Eros
por DietrichXena envolveu-se na suave camisola de seda, apreciando a maciez do tecido. Sentia a cabeça pesando como ferro, e a suavidade daquele traje lhe trazia algum conforto, ainda que ínfimo. Deitou-se na enorme cama, coberta de lençóis luxuosos de todas as partes do mundo, e lembrou-se, por um breve momento, do que significava ser a soberana de um império.
Porém, os acontecimentos dos últimos dias começaram a dançar no palco da sua mente como uma peça de teatro inoportuna. Reviu os olhos de Callisto se apagando enquanto a morte a levava, e uma dor atravessou seu peito.
Seguida a essa imagem agourenta, os olhos encharcados de Gabrielle naquela noite maldita. Uma compreensão a tomou de súbito e ela sentiu seu coração acelerar e sua boca ficar seca. Ela tinha visto aqueles olhos antes.
Nos lampejos que Alti lhe mostrara antes de morrer, ela tinha visto o rosto de Gabrielle banhado em lágrimas, exatamente como ocorrera naquela noite.
A imperatriz ergueu-se e sentou-se na cama. Tinha prometido não tocar em álcool por um tempo, mas encheu um copo com saquê e o sorveu rapidamente, o baque daquela revelação pesando em sua alma.
Enquanto enchia outro copo, a lembrança do que fizera na última vez que se embebedera a assaltou novamente. Num impulso incontido, jogou a garrafa de saquê contra a parede, que ricocheteou, espalhando o líquido pelo chão, preenchendo o quarto com o cheiro da bebida.
– Maldição! – Xena sentia-se sem saída.
Forçou-se a deitar novamente, tentando recuperar o breve momento de conforto que sentira há pouco tempo atrás. O peso do que a atormentava começou a se impor sobre ela como uma verdade inescapável.

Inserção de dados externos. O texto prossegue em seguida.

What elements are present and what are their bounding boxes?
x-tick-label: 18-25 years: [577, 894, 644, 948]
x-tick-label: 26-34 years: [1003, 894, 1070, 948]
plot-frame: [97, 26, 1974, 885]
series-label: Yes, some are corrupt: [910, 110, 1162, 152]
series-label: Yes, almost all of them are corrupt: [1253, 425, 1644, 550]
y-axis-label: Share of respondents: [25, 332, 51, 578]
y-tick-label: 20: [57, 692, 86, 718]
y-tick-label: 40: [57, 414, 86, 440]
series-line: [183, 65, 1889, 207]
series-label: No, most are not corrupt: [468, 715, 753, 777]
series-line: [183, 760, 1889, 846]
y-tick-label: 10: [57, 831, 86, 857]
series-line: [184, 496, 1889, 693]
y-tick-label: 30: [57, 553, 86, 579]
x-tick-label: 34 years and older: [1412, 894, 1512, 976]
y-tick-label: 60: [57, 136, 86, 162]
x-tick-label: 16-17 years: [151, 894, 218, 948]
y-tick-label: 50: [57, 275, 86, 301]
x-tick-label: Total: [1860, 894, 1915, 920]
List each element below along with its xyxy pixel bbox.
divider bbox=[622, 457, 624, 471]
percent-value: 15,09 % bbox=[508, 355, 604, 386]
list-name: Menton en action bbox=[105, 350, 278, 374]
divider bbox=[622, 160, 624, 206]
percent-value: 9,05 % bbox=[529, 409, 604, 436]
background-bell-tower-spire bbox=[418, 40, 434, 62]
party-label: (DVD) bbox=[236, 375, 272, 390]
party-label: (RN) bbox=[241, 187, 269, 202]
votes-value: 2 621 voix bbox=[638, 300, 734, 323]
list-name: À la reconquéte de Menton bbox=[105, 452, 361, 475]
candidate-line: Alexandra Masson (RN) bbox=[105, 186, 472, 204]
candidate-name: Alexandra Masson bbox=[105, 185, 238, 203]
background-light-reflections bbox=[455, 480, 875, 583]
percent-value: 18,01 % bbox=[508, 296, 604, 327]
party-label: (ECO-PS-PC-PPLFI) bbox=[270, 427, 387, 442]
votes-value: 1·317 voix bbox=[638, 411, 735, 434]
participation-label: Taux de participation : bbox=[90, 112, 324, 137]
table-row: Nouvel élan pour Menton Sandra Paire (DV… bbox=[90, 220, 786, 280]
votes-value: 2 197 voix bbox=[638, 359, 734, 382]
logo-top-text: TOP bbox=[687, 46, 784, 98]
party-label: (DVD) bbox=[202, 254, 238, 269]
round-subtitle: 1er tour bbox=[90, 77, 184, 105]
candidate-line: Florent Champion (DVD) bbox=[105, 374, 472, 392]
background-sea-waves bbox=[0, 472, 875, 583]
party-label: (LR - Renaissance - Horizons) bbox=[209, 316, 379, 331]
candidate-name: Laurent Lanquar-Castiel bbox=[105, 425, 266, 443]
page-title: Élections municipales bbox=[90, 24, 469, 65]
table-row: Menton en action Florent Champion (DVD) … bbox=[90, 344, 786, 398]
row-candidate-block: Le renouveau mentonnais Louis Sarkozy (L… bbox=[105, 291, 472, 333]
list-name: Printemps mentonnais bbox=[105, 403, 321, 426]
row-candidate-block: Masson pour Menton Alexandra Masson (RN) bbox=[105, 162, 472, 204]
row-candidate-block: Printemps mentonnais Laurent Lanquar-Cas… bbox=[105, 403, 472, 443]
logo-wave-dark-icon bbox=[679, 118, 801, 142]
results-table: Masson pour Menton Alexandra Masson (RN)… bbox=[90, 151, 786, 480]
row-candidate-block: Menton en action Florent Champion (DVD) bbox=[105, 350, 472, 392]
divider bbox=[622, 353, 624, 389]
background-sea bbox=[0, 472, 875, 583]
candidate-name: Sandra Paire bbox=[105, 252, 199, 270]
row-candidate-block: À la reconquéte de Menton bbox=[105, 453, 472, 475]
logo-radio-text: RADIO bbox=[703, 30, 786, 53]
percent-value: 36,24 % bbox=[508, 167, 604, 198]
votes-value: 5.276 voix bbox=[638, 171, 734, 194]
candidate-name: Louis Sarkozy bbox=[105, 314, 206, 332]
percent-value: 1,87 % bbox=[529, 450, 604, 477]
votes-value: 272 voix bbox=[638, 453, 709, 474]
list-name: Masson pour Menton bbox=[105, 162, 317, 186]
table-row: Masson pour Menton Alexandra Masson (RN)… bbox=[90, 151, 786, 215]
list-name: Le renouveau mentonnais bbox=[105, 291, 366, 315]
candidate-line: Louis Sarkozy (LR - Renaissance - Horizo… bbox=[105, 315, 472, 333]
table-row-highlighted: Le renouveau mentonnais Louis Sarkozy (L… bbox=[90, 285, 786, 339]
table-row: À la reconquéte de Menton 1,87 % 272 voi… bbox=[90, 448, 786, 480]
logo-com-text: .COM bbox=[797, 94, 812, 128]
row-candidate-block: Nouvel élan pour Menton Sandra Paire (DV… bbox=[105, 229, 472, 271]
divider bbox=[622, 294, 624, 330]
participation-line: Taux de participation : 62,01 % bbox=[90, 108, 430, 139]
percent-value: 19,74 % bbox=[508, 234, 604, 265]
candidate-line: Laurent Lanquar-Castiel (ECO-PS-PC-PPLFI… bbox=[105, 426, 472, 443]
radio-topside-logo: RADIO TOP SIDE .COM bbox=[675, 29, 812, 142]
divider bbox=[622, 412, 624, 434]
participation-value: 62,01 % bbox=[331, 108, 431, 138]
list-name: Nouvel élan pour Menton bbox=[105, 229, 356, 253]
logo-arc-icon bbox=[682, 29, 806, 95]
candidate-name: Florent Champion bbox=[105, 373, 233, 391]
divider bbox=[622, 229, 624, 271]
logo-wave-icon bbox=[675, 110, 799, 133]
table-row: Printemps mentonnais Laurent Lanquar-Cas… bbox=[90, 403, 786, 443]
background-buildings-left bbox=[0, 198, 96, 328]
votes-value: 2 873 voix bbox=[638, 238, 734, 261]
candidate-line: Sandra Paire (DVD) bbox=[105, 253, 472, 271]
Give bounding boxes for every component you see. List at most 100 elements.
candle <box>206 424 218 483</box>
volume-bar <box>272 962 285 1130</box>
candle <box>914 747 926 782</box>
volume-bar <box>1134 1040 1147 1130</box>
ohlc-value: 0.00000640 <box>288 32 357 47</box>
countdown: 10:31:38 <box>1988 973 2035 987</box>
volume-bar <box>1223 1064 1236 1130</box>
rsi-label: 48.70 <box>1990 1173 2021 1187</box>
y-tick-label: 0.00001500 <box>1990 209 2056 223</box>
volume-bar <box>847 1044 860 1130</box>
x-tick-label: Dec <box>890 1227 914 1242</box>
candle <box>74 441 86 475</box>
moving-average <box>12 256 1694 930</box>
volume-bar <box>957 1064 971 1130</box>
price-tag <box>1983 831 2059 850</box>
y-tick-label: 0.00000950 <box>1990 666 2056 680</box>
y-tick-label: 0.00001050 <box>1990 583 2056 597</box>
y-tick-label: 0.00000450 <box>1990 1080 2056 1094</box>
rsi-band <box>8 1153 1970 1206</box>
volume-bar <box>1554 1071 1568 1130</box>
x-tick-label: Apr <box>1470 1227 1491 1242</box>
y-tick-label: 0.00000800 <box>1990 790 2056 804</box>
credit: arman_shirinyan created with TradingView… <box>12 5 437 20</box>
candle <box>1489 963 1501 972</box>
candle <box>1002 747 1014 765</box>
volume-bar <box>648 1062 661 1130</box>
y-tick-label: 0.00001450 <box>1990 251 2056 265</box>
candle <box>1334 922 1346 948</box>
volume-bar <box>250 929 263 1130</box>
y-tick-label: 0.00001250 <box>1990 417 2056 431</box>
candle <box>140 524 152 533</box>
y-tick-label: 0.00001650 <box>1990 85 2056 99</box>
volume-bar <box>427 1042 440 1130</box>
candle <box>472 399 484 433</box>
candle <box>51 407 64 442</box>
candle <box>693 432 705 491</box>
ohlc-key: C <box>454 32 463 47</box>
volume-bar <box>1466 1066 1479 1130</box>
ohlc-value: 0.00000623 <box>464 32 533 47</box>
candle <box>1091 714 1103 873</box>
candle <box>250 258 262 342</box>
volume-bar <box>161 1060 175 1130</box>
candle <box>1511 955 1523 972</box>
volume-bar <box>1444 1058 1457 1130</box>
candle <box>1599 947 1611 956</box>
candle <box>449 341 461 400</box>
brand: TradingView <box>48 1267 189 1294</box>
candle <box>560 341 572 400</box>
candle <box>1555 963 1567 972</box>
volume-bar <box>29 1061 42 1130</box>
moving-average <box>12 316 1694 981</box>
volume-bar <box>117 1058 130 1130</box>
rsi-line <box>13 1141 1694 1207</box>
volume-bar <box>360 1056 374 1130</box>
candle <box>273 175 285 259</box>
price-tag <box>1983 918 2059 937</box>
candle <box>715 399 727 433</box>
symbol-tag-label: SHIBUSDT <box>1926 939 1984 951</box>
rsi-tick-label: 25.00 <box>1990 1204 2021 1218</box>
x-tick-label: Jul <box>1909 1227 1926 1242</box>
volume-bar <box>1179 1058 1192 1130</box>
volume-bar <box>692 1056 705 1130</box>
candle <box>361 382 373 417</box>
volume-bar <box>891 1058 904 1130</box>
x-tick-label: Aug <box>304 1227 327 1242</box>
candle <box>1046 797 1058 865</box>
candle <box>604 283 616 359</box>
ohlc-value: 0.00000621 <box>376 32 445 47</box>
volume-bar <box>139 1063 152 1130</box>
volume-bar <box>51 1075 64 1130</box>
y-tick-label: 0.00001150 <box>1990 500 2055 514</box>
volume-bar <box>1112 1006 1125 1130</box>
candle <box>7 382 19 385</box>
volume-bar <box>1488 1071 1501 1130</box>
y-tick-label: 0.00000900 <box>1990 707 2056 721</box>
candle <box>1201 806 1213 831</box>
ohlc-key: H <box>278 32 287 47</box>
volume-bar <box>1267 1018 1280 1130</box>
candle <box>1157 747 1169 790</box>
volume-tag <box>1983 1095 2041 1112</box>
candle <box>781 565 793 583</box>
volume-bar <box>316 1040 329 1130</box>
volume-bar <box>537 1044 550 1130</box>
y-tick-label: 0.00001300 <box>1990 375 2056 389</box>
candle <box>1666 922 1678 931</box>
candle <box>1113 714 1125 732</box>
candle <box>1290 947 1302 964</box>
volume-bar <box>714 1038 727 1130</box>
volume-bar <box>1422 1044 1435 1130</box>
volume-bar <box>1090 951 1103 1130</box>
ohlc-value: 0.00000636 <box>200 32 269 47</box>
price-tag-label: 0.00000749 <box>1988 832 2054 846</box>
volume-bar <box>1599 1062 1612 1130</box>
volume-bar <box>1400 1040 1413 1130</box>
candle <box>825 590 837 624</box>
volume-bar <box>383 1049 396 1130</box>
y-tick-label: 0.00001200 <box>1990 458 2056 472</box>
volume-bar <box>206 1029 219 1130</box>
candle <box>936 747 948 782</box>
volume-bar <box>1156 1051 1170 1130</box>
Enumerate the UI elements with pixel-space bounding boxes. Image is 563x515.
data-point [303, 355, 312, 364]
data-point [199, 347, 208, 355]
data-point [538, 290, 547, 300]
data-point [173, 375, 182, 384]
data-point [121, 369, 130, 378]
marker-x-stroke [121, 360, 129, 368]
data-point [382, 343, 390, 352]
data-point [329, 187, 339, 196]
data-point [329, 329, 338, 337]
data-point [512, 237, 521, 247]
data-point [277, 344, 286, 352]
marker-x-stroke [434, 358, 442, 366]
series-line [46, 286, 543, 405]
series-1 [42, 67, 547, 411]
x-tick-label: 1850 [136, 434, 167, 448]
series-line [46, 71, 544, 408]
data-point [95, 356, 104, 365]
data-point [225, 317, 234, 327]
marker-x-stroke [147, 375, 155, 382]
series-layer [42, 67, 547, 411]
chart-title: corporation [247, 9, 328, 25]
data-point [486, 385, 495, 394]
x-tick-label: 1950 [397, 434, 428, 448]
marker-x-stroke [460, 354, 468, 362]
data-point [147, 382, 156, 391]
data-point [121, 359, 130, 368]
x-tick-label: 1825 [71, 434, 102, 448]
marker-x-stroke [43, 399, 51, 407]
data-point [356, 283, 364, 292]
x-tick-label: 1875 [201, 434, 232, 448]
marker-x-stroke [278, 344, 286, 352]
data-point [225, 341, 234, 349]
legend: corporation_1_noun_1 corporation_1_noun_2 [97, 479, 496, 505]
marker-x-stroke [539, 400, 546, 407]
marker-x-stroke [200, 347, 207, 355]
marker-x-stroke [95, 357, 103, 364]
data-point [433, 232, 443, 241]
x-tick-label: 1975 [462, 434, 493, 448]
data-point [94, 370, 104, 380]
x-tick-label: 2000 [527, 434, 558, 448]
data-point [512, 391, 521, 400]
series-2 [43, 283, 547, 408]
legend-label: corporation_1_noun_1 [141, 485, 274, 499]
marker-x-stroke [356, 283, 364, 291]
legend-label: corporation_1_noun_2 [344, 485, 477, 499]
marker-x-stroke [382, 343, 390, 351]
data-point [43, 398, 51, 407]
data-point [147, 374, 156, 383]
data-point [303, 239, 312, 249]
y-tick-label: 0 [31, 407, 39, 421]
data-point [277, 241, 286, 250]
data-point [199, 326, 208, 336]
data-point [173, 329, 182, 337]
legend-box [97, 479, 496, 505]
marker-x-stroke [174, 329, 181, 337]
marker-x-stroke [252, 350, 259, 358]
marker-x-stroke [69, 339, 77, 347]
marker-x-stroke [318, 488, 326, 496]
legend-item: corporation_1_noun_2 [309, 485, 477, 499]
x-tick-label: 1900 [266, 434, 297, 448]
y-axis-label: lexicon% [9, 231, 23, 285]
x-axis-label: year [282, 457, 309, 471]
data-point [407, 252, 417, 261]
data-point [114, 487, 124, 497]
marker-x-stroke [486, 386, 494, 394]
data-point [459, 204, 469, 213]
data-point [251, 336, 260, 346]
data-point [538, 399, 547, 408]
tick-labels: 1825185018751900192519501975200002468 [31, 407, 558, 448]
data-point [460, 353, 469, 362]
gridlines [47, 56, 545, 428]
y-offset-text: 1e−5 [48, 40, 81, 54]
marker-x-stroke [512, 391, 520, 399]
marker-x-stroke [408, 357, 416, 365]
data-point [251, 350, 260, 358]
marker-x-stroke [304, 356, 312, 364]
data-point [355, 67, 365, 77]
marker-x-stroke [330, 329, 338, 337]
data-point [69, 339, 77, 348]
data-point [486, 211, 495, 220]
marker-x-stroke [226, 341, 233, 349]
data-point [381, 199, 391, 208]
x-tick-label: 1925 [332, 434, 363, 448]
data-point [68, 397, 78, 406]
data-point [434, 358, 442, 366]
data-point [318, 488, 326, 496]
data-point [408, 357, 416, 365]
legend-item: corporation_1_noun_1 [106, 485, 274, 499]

– Gabrielle, me perdoe – murmurou para si – eu não quero machucá-la. Nunca. Me perdoe.
Pôs a mão sobre o peito, numa tentativa de conter o aperto que lá sentia, e surpreendeu-se com as lágrimas que escorreram de seus olhos. Finalmente tinha percebido o que significava a estúpida história que Theodorus tinha lhe contado sobre a briga com a esposa.
– Oh, deuses – ela riu, em meio às lágrimas, um misto de alívio e sentimento de ridículo – Eros, estou velha demais para sua doença estúpida.
Mas não conseguia conter mais seus pensamentos, agora que percebera a verdade. Começou a rir descontroladamente, e a chorar ao mesmo tempo. Fechou os olhos e deixou o rosto de Gabrielle dominar seus pensamentos, sem resistência, a culpa a engolfando, mas também o êxtase agridoce da pura e simples paixão.
– Oh, Gabrielle – murmurou – se esse sentimento me serve de algo, uma coisa eu prometo. Você nunca mais será atormentada pela minha presença novamente.
***
Gabrielle atravessou os corredores de pedra do castelo, os músculos cansados e a respiração ainda pesada após o longo e exaustivo treinamento. As mãos ardiam pelas inúmeras vezes em que empunhara o cajado, enfrentando golpes e esquivas em um ritmo tão intenso que parecia mais um teste de resistência do que uma lição de combate. Sentia os pés pesados, e uma gota de suor escorreu pela lateral de seu rosto, despencando até o chão enquanto ela parava por um instante para recuperar o fôlego.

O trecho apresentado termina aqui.